COS 55-4 - Role of environmental, historical and spatial processes in the structure of Neotropical primate communities: Contrasting taxonomic and phylogenetic perspectives

Tuesday, August 7, 2012: 2:30 PM
F150, Oregon Convention Center
Maria Mercedes Gavilanez, Biological Sciences, Louisiana State University, Baton Rouge, LA and Richard D. Stevens, Department of Biological Sciences, Louisiana State University, Baton Rouge, LA
Background/Question/Methods

A central goal in ecology is to understand observed patterns of biodiversity. Ecological (environmental filtering), historical (biogeographical filtering) and stochastic (dispersal limitation) processes have been proposed as key mechanisms structuring communities. However, these are not mutually exclusive, and local community composition may often reflect the interaction of these processes during the course of assembly. Recently, inclusion of phylogenetic information into studies of community structure has provided valuable insights into potential underlying mechanisms that have shaped composition and phylogenetic structure of communities. The present study simultaneously evaluates relative importance of ecological, historical and stochastic processes on taxonomic and phylogenetic structure of Neotropical primate communities.  Data on community composition for 74 sites was gathered from literature. Communities were characterized based on taxonomic and phylogenetic composition. Three predictive matrices were used as explanatory variables representing ecological (environmental), historical (riverine barriers and Pleistocene refugia) and dispersal-based spatial hypotheses (spatial PCNM vectors based on geographic coordinates).

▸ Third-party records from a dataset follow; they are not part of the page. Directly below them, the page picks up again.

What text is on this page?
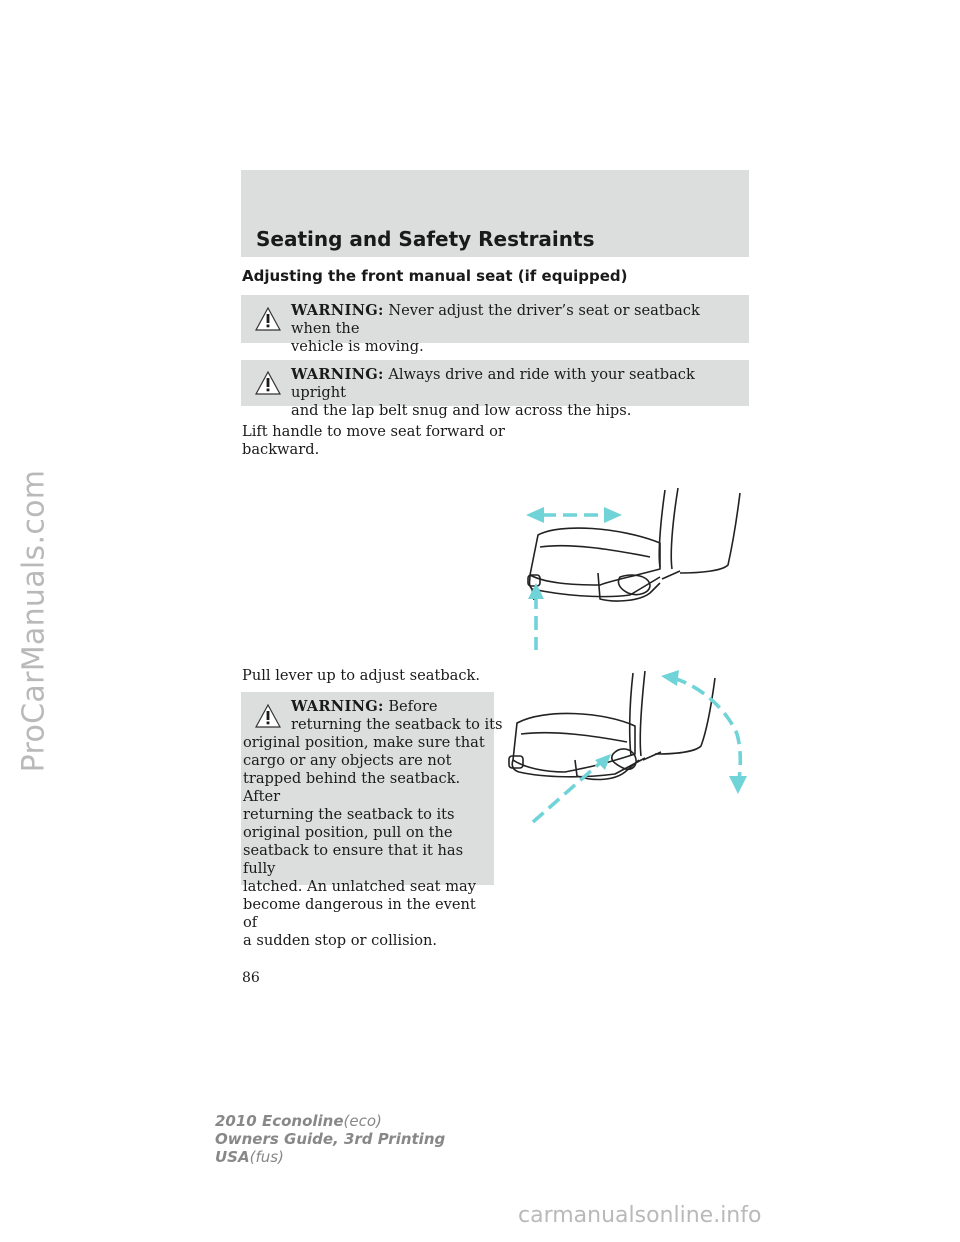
ProCarManuals.com
Seating and Safety Restraints
Adjusting the front manual seat (if equipped)
WARNING: Never adjust the driver’s seat or seatback when the
vehicle is moving.
WARNING: Always drive and ride with your seatback upright
and the lap belt snug and low across the hips.
Lift handle to move seat forward or
backward.
Pull lever up to adjust seatback.
WARNING: Before
returning the seatback to its
original position, make sure that
cargo or any objects are not
trapped behind the seatback. After
returning the seatback to its
original position, pull on the
seatback to ensure that it has fully
latched. An unlatched seat may
become dangerous in the event of
a sudden stop or collision.
86
2010 Econoline(eco)
Owners Guide, 3rd Printing
USA(fus)
carmanualsonline.info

Variation partitioning analyses were used to decouple independent and shared effects. Permutation procedures based on redundancy analysis (RDA) were used to determine if explained variation was statistically significant.

Results/Conclusions

Forty-nine percent of variation in taxonomic structure and 66% of variation in phylogenetic structure was explained by selected predictor variables. Independent effects of spatial variables explained the largest portion of variation in both diversity metrics. Fractions representing shared effects of historical and spatial variables, and of all variables combined were also large and significant.  Independent effects of environmental and historical variables were small to non-existent  (< 4%). When analyzing each phylogenetic metric independently the relative contributions of shared fractions changed, although the independent spatial fraction remained the most important predictor. These results evidence that purely spatial processes, such as dispersal limitation, may play a stronger role in structuring primate communities than niche mechanisms and historical events. Furthermore, we find that influence of ecological and evolutionary mechanisms is conflated with spatial processes, suggesting community structure is determined jointly by spatial processes structuring environmental gradients and biogeographical processes. Although the relative contributions of each predictor variable was similar between taxonomic and phylogenetic metrics, a deeper examination of phylogenetic metrics suggests that ecological, historical and spatial mechanisms interact in complex ways to determine current patterns of phylogenetic community structure.